Synthetic polymers are man-made and are usually derived from petrochemicals. These include familiar materials like nylon, polyester, and polystyrene. Unlike gutta percha, which is natural, these polymers are crafted through specific chemical processes in industrial settings.

• Natural polymers are generally biodegradable and eco-friendly.
• Synthetic polymers might offer more durability and flexibility in terms of design and application.

Gutta percha's classification as a natural polymer highlights its unique place in both historical and modern applications.

Geometric isomerism is a form of stereoisomerism where molecules have the same formula but differ in spatial orientation. Two common geometric isomers are **cis** and **trans**. In **cis** isomers, **substituents are on the same side**, whereas in **trans** isomers, they are on opposite sides. This slight difference in arrangement can significantly affect a molecule's physical and chemical properties.
Gutta percha is a form of trans 1,4-polyisoprene.
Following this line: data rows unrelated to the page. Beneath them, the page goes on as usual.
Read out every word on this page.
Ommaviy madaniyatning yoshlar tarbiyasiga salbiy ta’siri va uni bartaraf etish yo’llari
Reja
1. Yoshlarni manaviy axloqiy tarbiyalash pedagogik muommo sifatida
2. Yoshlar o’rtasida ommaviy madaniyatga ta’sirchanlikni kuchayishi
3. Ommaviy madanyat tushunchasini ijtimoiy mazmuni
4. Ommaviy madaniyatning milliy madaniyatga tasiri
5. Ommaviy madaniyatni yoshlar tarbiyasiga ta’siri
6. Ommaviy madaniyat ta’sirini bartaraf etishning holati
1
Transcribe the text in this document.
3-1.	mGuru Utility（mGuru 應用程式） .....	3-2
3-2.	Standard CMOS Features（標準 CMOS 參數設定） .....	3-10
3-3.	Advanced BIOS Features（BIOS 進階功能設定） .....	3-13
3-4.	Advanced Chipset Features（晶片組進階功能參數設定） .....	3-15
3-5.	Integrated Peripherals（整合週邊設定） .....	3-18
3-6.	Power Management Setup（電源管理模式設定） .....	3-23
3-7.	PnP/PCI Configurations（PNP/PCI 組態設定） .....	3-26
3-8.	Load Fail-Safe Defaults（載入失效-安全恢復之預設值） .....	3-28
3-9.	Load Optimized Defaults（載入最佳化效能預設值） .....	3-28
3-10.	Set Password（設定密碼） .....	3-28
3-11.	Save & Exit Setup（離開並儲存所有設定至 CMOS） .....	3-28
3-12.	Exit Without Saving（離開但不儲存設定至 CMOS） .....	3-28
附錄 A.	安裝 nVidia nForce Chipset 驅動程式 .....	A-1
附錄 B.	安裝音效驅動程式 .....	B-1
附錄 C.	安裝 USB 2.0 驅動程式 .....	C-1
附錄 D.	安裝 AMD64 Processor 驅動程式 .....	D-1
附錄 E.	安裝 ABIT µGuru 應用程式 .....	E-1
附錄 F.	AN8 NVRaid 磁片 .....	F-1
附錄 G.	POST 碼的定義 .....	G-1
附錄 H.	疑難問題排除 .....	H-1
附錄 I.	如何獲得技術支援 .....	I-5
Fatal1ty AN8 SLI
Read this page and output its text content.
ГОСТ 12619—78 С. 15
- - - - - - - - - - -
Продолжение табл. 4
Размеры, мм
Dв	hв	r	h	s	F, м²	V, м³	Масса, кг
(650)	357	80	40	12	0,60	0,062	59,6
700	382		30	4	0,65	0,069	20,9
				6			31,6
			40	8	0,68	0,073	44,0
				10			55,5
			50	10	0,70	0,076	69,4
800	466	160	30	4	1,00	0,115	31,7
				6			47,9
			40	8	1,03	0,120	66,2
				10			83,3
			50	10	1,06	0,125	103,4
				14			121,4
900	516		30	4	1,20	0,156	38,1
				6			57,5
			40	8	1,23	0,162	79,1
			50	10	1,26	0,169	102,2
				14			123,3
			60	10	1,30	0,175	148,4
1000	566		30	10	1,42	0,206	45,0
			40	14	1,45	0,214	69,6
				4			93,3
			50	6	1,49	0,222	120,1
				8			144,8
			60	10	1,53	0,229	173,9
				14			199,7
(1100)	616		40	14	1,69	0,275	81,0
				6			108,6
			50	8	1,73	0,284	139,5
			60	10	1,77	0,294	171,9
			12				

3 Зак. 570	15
The **trans** configuration gives gutta percha its rigidity and durability. Meanwhile, natural rubber, which is also polyisoprene, has a **cis** configuration, lending it more flexibility.
Recognizing geometric isomerism is key to differentiating between materials like gutta percha and natural rubber, which although chemically similar, serve different purposes due to this fundamental difference.

• **Trans** structures often result in more straight and rigid compounds.
• **Cis** structures tend to be more bent and flexible.